Q: That could be good, though, because compliance with regulations does not always save the bank from being hit with a writ for negligence. A compliance officer who could see that coming as well as bad regulation could be valuable in some circumstances!

A: I think part of the problem has been that 'compliance' has typically been seen as just a cost centre rather than as a necessary risk function. That, frankly, may have undermined compliance officers' ability to do very much, or even to control the excesses of some particularly lucrative teams.

Q: Does the regulator have good expert witnesses?

A: No. it finds it almost impossible to get excellent expert witnesses. Most experts would rather be on the defence side.

Q: So expert witnesses are not irrelevant to either side of the case.

A: No. There are some types of case that I don't think the FCA could prove without an expert, particularly on the market manipulation side [of things] and also [to do with] certain types of complex structured products and things like that.
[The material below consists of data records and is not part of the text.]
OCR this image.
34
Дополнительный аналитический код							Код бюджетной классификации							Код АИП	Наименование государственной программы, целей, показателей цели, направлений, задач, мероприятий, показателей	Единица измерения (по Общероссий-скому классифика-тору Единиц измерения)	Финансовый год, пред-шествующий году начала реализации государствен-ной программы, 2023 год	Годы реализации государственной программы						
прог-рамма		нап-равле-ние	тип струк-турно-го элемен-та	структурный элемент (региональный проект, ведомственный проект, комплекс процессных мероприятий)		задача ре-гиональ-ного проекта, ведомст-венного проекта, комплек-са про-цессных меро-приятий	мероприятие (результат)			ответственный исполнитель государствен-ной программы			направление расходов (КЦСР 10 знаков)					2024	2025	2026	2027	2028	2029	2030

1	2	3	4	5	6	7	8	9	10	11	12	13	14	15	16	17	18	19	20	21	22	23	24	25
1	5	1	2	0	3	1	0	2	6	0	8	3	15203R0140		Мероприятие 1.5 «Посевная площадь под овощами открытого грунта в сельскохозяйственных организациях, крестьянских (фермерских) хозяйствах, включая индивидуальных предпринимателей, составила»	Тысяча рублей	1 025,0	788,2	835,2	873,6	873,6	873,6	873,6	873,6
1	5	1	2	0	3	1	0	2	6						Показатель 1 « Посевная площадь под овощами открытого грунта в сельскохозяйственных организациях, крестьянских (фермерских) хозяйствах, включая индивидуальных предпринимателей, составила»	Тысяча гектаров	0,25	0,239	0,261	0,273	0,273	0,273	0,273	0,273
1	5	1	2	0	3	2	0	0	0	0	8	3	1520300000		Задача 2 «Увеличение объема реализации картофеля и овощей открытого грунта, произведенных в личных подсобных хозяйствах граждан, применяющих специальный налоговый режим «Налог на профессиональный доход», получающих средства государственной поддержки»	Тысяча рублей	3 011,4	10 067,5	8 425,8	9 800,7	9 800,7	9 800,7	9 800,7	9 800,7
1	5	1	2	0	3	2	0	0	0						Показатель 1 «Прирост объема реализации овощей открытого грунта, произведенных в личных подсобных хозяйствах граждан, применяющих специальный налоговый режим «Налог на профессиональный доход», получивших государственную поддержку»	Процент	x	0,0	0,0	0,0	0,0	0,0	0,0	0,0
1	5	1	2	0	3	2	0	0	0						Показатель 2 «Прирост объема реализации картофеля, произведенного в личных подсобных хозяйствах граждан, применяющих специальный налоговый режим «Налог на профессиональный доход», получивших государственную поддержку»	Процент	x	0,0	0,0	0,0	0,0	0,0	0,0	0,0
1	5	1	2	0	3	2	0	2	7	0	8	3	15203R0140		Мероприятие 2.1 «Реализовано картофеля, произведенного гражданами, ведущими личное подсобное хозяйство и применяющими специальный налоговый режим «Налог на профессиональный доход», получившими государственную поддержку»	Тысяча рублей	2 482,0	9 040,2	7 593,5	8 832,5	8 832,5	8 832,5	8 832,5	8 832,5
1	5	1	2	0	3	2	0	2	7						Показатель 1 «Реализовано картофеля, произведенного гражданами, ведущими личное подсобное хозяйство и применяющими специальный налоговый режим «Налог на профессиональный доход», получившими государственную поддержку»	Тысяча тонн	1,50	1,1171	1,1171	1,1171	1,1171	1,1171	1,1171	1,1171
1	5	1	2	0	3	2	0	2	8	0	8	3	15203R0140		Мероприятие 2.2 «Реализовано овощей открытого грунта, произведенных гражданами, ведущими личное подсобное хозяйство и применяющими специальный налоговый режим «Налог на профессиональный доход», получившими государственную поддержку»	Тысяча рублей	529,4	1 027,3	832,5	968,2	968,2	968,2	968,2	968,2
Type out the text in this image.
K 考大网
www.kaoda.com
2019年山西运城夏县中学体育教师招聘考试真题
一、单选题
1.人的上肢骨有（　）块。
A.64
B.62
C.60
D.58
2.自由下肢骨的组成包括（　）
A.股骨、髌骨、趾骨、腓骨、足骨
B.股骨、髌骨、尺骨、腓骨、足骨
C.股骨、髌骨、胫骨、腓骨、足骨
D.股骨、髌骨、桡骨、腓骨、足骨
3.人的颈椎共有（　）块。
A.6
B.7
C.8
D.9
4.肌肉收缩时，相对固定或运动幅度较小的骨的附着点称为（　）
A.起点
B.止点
Q: So when an expert witness appears, he's either talking about an instrument that only three people in the country understand or he's talking about profiles of people's behaviour.

A: The standard is, for example, what sort of standard would you expect of a senior manager in this position. The real difficulty, I think, is going to come up in the FX and Libor cases. The people who are the suspects are the experts. They're the only people who really knew what was going on. You're not going to be able to find someone who's going to be able to give evidence about what was meant or what was being done, because he wasn't in that market at that time. So experts are a problematic area for the FCA.

Q: What happens when you are on the other side? How do you make the compliance officer's life a misery when you are represent a trader?

A: Very often, there's no incentive to make the compliance officer's life a misery. It's very unlikely that he's ever going to give evidence that is favourable to your client and the more hostile you are the more attention you might draw to the shortcomings in your own case. So, very often, all you want to do is to show that somebody raised concerns or was seeking advice and no more than that. There is no advantage to creating a hostile relationship if you don't need to, so generally I don't.

Q: The by-product is misery, though, in the end.

A: Yes.

Q: Because the compliance officer then has to deal with the allegation that he's asked a straightforward question and didn't give a straightforward answer.

A: Yes. What you would be trying to show if you were a trader is that you were constantly raising and elevating concerns and matters and they weren't being addressed or that you were constantly being told to shut up and get on with it or nobody was taking you seriously. That's what you need to show – that you were constantly raising concerns and, basically, that the compliance function failed.